Python: How can you access an object or dictionary interchangeably?

I am writing a Django view that sometimes gets data from a database, and sometimes from an external API.

When it comes from the database, it is an instance of the Django model. Attributes must be accessible using dot notation.

Based on the API, the data is a dictionary and is accessible through musical notation.

In any case, some processing is done with the data.

I would like to avoid

if from_DB: item.image_url='http://example.com/{0}'.format(item.image_id) else: item['image_url']='http://example.com/{0}'.format(item['image_id']) 

I am trying to find a more elegant, harsh way to do this.

Is there a way to get / set a key that works on dictionaries or objects?

+4
source share
3 answers

You can use the Bunch class , which converts a dictionary into one that accepts dot notation.

+6
source

In JavaScript, they are equivalent (often useful, I mention this in case you don't know how you do web development), but in Python they are different - [items] versus .attributes .

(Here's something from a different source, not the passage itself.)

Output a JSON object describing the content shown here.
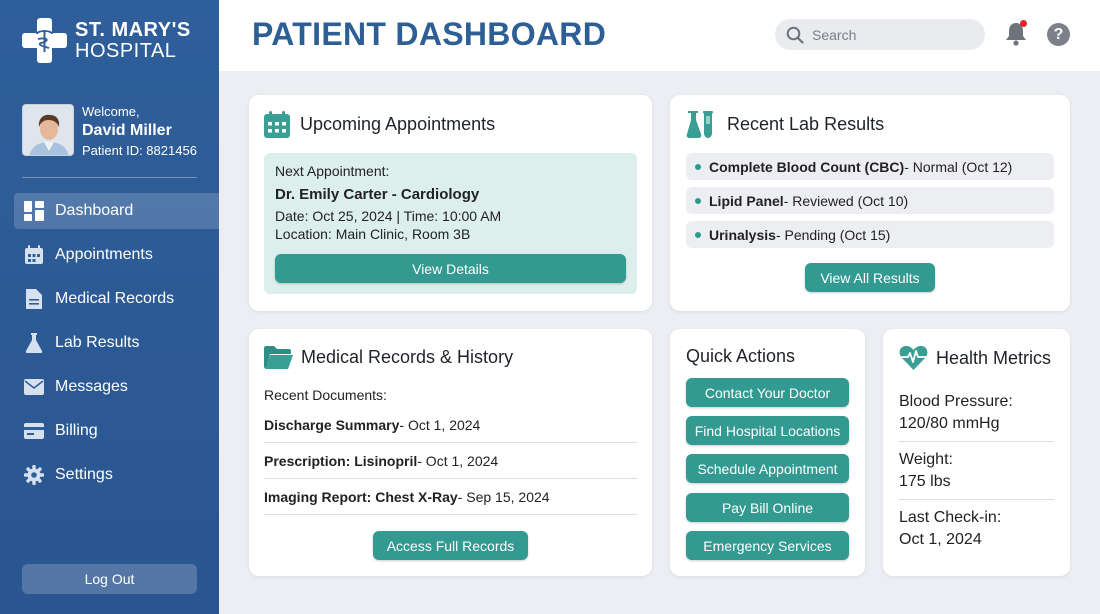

It is easy to write something that allows access through attributes using __getattr__ :

 class AttrDict(dict): def __getattr__(self, attr): return self[attr] def __setattr__(self, attr, value): self[attr] = value 

Then just use it as if you were using a dict (it will take the dict parameter as a parameter since it extends the dict ), but you can do things like item.image_url and this will hover it over item.image_url , get or install.

+6
source

I don’t know what the consequences will be, but I would add a method to the django model, which reads the dictionary in itself, so you can access the data through the model.